Regarding gun registration, Kopel claimed universal background checks cannot work, as a matter of fact, unless they are accompanied by universal gun registration: "Mandating universal background checks can only be enforceable if there is universal gun registration, and we know that universal gun registration, in every country in the world where it's existed, has been a serious peril to gun ownership."
Kopel said the solution to this is to make universal background checks available to private sellers who choose to use them, but not to force private sellers to use them.
Leaving a choice to the individual seller saves the nation from heading down the path of forced registration.
Regarding mass shootings and other heinous crimes, Kopel make it clear that mental health problems cannot be erased by expanding background checks.
If you look at mass murders where suicidal people try to end their lives in the most infamous way possible--in Tucson, Virginia Tech, Newtown, Aurora--you have a very strong thread of mental illness running through that.

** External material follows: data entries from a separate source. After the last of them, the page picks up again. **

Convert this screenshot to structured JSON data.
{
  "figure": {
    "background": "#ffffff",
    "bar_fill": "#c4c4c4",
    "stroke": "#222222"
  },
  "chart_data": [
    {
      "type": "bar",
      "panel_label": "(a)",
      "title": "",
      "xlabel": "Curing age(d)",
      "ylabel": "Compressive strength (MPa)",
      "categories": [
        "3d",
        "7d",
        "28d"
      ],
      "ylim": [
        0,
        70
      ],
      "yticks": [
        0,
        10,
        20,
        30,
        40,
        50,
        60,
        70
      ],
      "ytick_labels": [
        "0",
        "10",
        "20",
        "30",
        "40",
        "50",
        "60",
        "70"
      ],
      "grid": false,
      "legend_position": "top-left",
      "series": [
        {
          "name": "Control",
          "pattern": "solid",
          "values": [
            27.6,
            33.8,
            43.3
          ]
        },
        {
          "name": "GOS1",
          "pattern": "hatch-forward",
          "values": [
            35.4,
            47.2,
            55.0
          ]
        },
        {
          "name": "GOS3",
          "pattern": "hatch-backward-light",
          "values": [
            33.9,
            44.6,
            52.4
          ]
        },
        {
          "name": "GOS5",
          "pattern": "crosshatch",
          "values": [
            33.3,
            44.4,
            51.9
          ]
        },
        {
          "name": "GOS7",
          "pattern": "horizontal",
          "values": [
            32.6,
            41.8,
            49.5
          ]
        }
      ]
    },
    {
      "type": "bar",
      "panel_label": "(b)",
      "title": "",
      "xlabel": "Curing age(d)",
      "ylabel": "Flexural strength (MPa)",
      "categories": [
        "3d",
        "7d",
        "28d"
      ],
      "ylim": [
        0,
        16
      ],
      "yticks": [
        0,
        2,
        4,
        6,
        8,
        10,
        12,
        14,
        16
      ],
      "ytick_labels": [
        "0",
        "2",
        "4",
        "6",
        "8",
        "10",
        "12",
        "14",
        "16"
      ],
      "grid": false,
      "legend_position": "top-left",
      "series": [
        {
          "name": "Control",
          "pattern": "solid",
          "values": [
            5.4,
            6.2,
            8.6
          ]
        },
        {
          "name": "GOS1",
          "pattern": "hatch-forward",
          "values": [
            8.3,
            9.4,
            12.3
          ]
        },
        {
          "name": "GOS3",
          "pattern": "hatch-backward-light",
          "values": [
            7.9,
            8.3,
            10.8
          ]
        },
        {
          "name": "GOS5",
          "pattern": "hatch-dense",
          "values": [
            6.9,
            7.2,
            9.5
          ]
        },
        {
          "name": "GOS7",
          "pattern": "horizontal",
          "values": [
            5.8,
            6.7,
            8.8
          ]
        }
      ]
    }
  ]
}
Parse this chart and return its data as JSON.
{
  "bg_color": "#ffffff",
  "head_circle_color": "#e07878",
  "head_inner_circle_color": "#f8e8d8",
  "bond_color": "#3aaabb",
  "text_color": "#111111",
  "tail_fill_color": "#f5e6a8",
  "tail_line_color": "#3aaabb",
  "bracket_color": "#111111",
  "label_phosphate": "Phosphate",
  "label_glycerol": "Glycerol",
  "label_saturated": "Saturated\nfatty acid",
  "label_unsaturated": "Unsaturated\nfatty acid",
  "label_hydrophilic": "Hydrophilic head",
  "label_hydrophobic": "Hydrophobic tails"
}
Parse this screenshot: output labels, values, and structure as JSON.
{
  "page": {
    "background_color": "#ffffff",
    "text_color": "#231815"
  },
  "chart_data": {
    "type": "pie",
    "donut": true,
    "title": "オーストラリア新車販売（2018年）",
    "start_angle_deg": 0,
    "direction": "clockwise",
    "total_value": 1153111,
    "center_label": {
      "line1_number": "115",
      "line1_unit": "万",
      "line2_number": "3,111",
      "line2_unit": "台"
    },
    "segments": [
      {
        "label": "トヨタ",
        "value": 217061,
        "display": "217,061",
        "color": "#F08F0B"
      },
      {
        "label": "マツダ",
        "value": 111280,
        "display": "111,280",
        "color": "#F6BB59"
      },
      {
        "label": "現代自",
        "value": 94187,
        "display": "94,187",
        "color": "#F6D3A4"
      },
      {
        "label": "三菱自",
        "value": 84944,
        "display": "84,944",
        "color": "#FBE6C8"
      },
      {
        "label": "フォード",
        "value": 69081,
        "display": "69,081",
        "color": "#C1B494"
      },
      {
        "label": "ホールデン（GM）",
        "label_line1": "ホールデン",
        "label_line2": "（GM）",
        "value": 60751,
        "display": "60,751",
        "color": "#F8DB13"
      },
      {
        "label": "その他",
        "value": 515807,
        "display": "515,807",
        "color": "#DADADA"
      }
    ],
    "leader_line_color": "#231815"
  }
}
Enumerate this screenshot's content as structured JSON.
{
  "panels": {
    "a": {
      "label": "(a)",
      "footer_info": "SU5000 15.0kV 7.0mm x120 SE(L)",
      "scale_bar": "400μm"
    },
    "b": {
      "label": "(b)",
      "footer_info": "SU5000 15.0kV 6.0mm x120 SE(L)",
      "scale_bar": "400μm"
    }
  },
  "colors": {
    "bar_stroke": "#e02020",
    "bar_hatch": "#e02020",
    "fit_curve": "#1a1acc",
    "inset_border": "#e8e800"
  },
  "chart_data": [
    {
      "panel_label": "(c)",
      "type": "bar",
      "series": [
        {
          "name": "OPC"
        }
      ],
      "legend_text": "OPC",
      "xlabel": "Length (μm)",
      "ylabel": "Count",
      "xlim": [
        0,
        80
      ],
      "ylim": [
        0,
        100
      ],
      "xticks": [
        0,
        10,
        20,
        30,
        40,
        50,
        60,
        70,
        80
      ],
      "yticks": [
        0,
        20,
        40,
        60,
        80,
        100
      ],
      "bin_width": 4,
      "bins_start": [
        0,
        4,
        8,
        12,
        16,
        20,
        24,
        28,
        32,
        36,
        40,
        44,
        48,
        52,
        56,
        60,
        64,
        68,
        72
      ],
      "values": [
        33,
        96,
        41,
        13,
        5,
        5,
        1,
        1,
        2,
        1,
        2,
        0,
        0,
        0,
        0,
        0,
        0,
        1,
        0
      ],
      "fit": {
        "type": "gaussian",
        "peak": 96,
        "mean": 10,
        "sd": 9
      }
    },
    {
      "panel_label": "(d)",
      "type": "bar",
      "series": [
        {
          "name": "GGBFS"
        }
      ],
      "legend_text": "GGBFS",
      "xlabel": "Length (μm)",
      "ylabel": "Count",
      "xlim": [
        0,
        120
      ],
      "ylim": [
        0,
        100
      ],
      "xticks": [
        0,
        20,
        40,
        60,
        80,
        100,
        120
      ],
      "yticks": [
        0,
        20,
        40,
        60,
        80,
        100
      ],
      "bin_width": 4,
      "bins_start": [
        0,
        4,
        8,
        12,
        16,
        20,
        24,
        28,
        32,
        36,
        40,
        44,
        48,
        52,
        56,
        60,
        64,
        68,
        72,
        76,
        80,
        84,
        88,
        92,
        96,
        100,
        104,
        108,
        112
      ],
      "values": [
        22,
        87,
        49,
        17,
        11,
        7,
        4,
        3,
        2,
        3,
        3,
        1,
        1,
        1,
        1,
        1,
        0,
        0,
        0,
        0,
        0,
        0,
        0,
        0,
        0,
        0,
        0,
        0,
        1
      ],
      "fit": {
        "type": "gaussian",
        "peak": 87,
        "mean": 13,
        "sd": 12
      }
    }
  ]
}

...So the long term solution is not just about background checks. It's about why these people are on the streets in the first place. All of these killers could have been civilly committed under the civil commitment we had several decades ago. Those laws were changed, but... we [need to] move back to a more sensible position that strongly protects the due process rights of people against involuntary commitment, but also gets dangerous people off the streets.
The solution is not taking guns off the street. The solution is taking dangerous people off the street.